A ação gerou grande repercussão, e até o governador Elmano de Freitas (PT) usou suas redes sociais para lamentar a morte e afirmar que determinou a apuração do caso.
Estamos agora fazendo uma ação com as famílias. A nossa intenção é fazer levantamento de quem são elas: se tem criança, idosos, pessoas com deficiência ou doenças crônicas, se recebem Bolsa Família... Elas ocuparam porque não tinham para onde ir e precisam de uma atenção estatal. Vamos ver uma solução que pode ser adotada para eles.
Elizabeth Chadas
Empresa confirma ação
A empresa dona do terreno, a Fiotex Industrial S. A., confirma que foi quem protagonizou a ação, que chamou de "medidas para cessar a demarcação ilegal."
"Não havia moradores no terreno. A ação foi testemunhada por policiais militares e ocorreu de forma pacífica por quase duas horas", afirma a nota.
A informação de que não havia moradores é contestada pela defensoria, que alega ter diversas testemunhas que afirmam que o local estava sendo habitado.
Sobre a presença de policiais e viaturas no local, o Comando da PM informou à coluna que está apurando se algum militar chegou antes do acionamento da Ciops (Coordenadoria Integrada de Operações de Segurança), já na manhã de terça-feira. "Os fatos serão averiguados por meio do procedimento pertinente."

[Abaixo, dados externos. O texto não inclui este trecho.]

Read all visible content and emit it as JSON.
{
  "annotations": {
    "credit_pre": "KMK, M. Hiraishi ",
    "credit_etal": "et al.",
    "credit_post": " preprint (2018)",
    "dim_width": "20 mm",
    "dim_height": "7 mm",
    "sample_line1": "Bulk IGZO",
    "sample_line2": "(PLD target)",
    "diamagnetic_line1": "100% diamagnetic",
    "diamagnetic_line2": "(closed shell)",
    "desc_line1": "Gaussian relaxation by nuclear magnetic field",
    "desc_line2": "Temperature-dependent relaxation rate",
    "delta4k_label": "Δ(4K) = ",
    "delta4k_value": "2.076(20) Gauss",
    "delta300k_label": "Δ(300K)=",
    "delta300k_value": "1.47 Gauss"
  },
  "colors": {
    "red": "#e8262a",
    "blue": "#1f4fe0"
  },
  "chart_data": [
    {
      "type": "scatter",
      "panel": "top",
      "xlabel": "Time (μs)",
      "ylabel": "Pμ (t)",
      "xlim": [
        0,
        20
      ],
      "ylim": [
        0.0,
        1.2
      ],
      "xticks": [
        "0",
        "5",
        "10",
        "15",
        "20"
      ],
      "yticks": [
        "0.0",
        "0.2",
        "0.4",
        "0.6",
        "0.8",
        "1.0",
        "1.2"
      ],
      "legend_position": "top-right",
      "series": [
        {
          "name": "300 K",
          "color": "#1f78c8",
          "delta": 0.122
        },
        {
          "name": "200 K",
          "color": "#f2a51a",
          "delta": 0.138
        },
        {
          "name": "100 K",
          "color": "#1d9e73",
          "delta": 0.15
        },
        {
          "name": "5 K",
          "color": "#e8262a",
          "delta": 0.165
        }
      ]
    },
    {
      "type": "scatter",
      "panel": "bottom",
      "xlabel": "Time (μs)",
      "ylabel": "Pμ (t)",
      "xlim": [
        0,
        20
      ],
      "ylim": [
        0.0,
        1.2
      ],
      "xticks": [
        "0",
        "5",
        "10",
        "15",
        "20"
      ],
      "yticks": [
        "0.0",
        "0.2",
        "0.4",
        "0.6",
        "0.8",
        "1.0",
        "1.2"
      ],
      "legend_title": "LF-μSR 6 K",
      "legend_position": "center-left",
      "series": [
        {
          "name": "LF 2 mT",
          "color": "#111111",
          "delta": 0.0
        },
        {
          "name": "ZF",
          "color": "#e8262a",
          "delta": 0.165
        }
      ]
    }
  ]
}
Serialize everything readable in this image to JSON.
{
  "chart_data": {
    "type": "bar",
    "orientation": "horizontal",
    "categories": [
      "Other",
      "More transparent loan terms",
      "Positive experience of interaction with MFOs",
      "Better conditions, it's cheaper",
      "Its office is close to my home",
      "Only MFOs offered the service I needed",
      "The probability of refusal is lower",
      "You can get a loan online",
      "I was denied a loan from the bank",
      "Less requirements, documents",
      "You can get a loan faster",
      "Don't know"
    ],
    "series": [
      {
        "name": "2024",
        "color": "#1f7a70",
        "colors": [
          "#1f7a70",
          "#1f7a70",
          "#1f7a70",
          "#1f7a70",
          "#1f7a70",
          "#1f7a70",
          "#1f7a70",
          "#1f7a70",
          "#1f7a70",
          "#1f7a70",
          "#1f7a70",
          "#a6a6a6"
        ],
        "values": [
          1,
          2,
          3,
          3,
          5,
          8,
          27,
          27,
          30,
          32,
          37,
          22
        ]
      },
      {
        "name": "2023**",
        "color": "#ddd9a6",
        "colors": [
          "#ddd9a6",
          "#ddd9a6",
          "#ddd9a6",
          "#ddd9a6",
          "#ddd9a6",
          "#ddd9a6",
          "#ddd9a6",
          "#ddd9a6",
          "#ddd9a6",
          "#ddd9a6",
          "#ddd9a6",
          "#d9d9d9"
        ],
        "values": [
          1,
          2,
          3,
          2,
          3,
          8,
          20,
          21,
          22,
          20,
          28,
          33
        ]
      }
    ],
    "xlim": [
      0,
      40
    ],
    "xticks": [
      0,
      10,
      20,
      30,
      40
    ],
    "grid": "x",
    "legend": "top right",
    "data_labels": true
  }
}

A empresa diz ainda que é proprietária do terreno há mais de 20 anos e que foi informada sobre essa "demarcação" na sexta-feira (6), e no mesmo dia teria registrado um boletim de ocorrência no 34º Distrito Policial.
A equipe foi surpreendida por agressores vindos de fora do terreno, arremessando pedras, ateando fogo e realizando disparos contra todos que se encontravam no local e seus arredores. O trator utilizado na ação foi destruído e incendiado, e dois colaboradores ficaram feridos e levados para um hospital particular.
Fiotex
Por fim, a empresa diz ainda que "não compactua com atos de violência" e que está "à disposição dos órgãos de segurança para colaborar com as investigações."